# Two Little Indians...



## bearswede (Jun 6, 2007)

Two Li'l Indians for your viewing pleasure...


 Ron


----------



## capsoda (Jun 6, 2007)

WoW, Those things are clean!!! Very nice Ron.


----------



## bearswede (Jun 6, 2007)

Dr. W. H. Long's Great Indian Pain Cure...


----------



## bearswede (Jun 6, 2007)

Johnson's (that's me) Indian Dyspeptic Bitters...


----------



## bearswede (Jun 6, 2007)

Side...


----------



## bearswede (Jun 6, 2007)

This little beauty does have a small crack, bottom back, deriving from a most spectacular and rare pontil... A combination pontil where a huge scar was formed with iron residue remaining inside the scar...


----------



## cobaltbot (Jun 6, 2007)

Both nice, really like the Johnsons.


----------



## Jim (Jun 6, 2007)

Sweet bottles, Ron. Must be nice to have a killer bitters with your name on it []. ~Jim


----------



## bearswede (Jun 7, 2007)

> Great Indian Pain Cure...


 Matt lists a "...Great Indian Pain Killer" in his guide and that's probably the one I was thinking of when I bid on this one... Does anyone have any info on the "Cure" example?

 Thanks,

 Ron


----------



## BRIAN S. (Jun 9, 2007)

Ron  
http://cgi.ebay.com/Dr-Longs-Great-Indian-Pain-Cure-Embossed-Cure-Bottle_W0QQitemZ130119595238QQihZ003QQcategoryZ895QQssPageNameZWDVWQQrdZ1QQcmdZViewItem

 Is this yours ?


----------



## bearswede (Jun 9, 2007)

> Is this yours ?


 
 Not the exact same bottle, but it looks as tho they both came out of the same mold...

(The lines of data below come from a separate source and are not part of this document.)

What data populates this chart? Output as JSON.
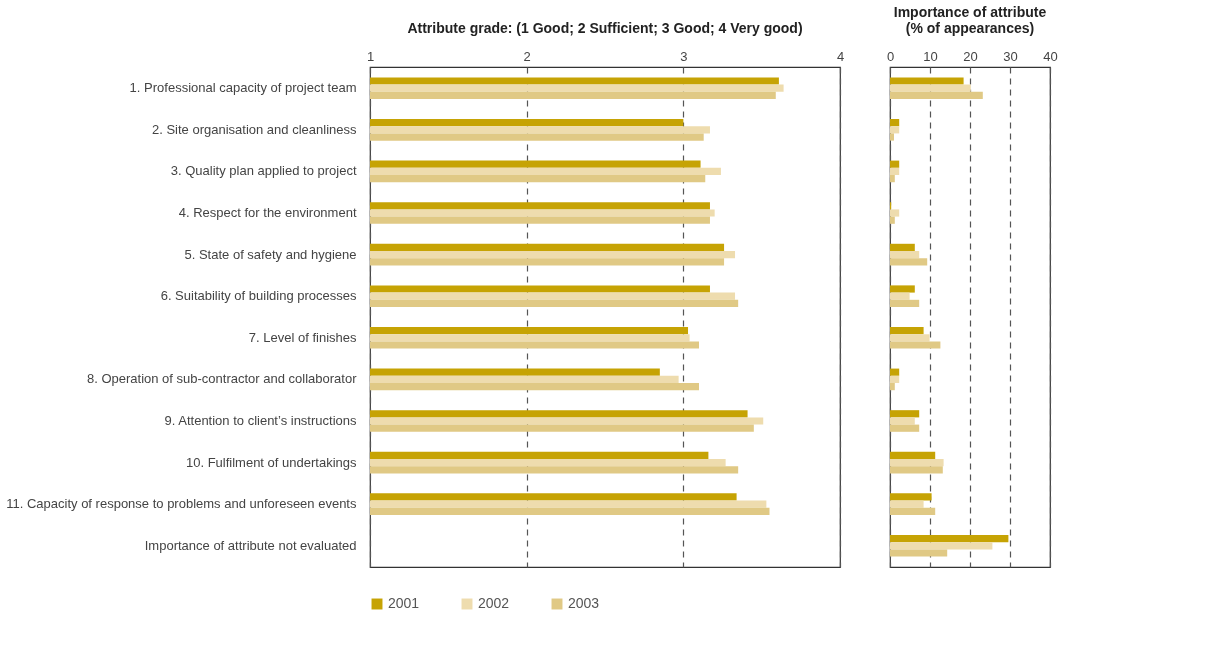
{
  "chart_data": [
    {
      "type": "bar",
      "orientation": "horizontal",
      "title": "Attribute grade: (1 Good; 2 Sufficient; 3 Good; 4 Very good)",
      "categories": [
        "1. Professional capacity of project team",
        "2. Site organisation and cleanliness",
        "3. Quality plan applied to project",
        "4. Respect for the environment",
        "5. State of safety and hygiene",
        "6. Suitability of building processes",
        "7. Level of finishes",
        "8. Operation of sub-contractor and collaborator",
        "9. Attention to client’s instructions",
        "10. Fulfilment of undertakings",
        "11. Capacity of response to problems and unforeseen events",
        "Importance of attribute not evaluated"
      ],
      "series": [
        {
          "name": "2001",
          "color": "#c6a304",
          "values": [
            3.61,
            3.0,
            3.11,
            3.17,
            3.26,
            3.17,
            3.03,
            2.85,
            3.41,
            3.16,
            3.34,
            null
          ]
        },
        {
          "name": "2002",
          "color": "#eedcae",
          "values": [
            3.64,
            3.17,
            3.24,
            3.2,
            3.33,
            3.33,
            3.04,
            2.97,
            3.51,
            3.27,
            3.53,
            null
          ]
        },
        {
          "name": "2003",
          "color": "#e0c985",
          "values": [
            3.59,
            3.13,
            3.14,
            3.17,
            3.26,
            3.35,
            3.1,
            3.1,
            3.45,
            3.35,
            3.55,
            null
          ]
        }
      ],
      "xlim": [
        1,
        4
      ],
      "xticks": [
        1,
        2,
        3,
        4
      ],
      "grid": "x",
      "legend": "bottom"
    },
    {
      "type": "bar",
      "orientation": "horizontal",
      "title": "Importance of attribute\n(% of appearances)",
      "categories": [
        null,
        null,
        null,
        null,
        null,
        null,
        null,
        null,
        null,
        null,
        null,
        null
      ],
      "series": [
        {
          "color": "#c6a304",
          "values": [
            18.4,
            2.3,
            2.3,
            0.3,
            6.2,
            6.2,
            8.4,
            2.3,
            7.3,
            11.3,
            10.4,
            29.6
          ]
        },
        {
          "color": "#eedcae",
          "values": [
            20.2,
            2.3,
            2.3,
            2.3,
            7.3,
            4.9,
            9.9,
            2.3,
            6.2,
            13.4,
            8.4,
            25.6
          ]
        },
        {
          "color": "#e0c985",
          "values": [
            23.2,
            1.0,
            1.2,
            1.2,
            9.3,
            7.3,
            12.6,
            1.2,
            7.3,
            13.2,
            11.3,
            14.3
          ]
        }
      ],
      "xlim": [
        0,
        40
      ],
      "xticks": [
        0,
        10,
        20,
        30,
        40
      ],
      "grid": "x",
      "tick_labels": "x"
    }
  ]
}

 Thanks for the link, Brian...


 Ron


----------



## BRIAN S. (Jun 9, 2007)

Why I had the link is because I had planned on placing a bid on it . 
 But , it went higher than I had expected .....and I really didn't need it that bad . 
 Cool bottle though !  It has a lot going for it ...... Cure and Indian embossed on it . If it was only pontiled and colored . LOL


----------



## BRIAN S. (Jun 9, 2007)

Here's the only embossed with Indian in my collection .
 A common bottle ..... but I still like it !  S.B. GOFF'S


----------